By Manas Mishra and Leroy Leo
(Reuters) – Older adults are catching up on missed hip and knee replacements and other non-urgent surgeries, a shift that will benefit medical device makers this year, Wall Street analysts said after insurer UnitedHealth warned of higher costs due to a spike in some procedures.
While heart-related surgeries have returned to pre-pandemic numbers after delays due to lockdowns and hospital staffing shortages, orthopedic surgeries had initially lagged as older Americans chose to postpone them.
Medical device makers had already pointed out in the first quarter that orthopedic surgery volumes were picking up, but some investors thought the trend would be shorter lived.
BTIG analyst Ryan Zimmerman expects the pent-up demand to continue boosting medical device makers over this year and the first half of the next, leading to more forecast raises throughout 2023.
This is especially true for orthopedic equipment makers, he said.
“Clearly, orthopedics is having its moment. As a sub-sector relative to cardiology or other areas of medtech, we’re in a very good market right now in the ortho space.”
UnitedHealth’s comments late on Tuesday wiped nearly $60 billion from the market value of health insurers the next day and added over $20 billion to the market capitalization for medical device makers and hospital operators, with UnitedHealth falling about 6%.
That represented a historic intraday shift in funds within the sector, UBS analysts said in a research note.
UnitedHealth said medical care at outpatient centers rose more than expected in April, May and early parts of June as older adults, one of the most vulnerable populations during the pandemic, became more comfortable getting long-delayed health services like elective procedures.
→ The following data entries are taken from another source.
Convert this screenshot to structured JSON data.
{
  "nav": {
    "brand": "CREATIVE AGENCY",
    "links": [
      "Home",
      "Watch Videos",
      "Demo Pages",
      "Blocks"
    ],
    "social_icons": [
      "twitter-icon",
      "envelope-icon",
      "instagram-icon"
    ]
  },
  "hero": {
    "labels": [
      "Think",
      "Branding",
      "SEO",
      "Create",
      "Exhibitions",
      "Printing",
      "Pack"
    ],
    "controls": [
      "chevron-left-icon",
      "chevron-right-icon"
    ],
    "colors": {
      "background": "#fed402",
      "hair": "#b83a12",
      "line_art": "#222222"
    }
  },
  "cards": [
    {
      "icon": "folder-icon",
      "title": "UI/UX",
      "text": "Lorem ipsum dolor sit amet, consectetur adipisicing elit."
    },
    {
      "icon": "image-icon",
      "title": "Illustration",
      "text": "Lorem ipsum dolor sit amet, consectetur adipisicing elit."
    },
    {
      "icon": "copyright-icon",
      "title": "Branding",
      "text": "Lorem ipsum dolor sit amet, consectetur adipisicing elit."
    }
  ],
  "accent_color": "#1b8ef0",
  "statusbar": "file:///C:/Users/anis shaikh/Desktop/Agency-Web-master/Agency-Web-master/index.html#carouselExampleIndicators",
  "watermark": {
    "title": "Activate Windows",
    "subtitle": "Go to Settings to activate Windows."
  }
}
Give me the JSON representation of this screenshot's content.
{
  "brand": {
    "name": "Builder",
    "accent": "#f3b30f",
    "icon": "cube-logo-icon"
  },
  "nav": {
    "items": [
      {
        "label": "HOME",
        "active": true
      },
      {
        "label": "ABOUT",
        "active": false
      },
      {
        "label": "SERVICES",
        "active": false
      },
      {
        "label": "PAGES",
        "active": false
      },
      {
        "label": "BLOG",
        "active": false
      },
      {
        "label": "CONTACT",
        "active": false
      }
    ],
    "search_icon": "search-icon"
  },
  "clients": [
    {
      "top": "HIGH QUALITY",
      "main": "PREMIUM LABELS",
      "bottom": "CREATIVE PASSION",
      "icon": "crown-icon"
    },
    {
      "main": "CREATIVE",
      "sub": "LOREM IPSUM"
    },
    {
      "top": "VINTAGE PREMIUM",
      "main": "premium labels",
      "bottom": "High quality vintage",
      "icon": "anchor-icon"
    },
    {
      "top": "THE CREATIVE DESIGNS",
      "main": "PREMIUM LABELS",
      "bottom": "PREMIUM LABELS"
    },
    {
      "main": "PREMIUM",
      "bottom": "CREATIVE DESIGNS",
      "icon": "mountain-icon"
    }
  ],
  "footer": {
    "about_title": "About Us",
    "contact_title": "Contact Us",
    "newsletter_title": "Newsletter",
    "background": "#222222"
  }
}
The comments “will certainly help feed the view that backlog and elective volume lift will serve as an extended tailwind for device companies,” said Truist analyst Richard Newitter, who covers medical device and supplies makers.
When medical device makers reported first-quarter results and benefited from higher surgeries, their results were at variance with comments from health insurers, who said non-urgent surgeries were in line with expectations.
As a result, shares of orthopedic-focused device makers Zimmer Biomet and Stryker Corp have fallen 8% each last month over fears that a jump in demand could be transient. Both stocks closed around 4% higher on Wednesday.
Humana, CVS and Elevance Health did not respond to Reuters requests for comment.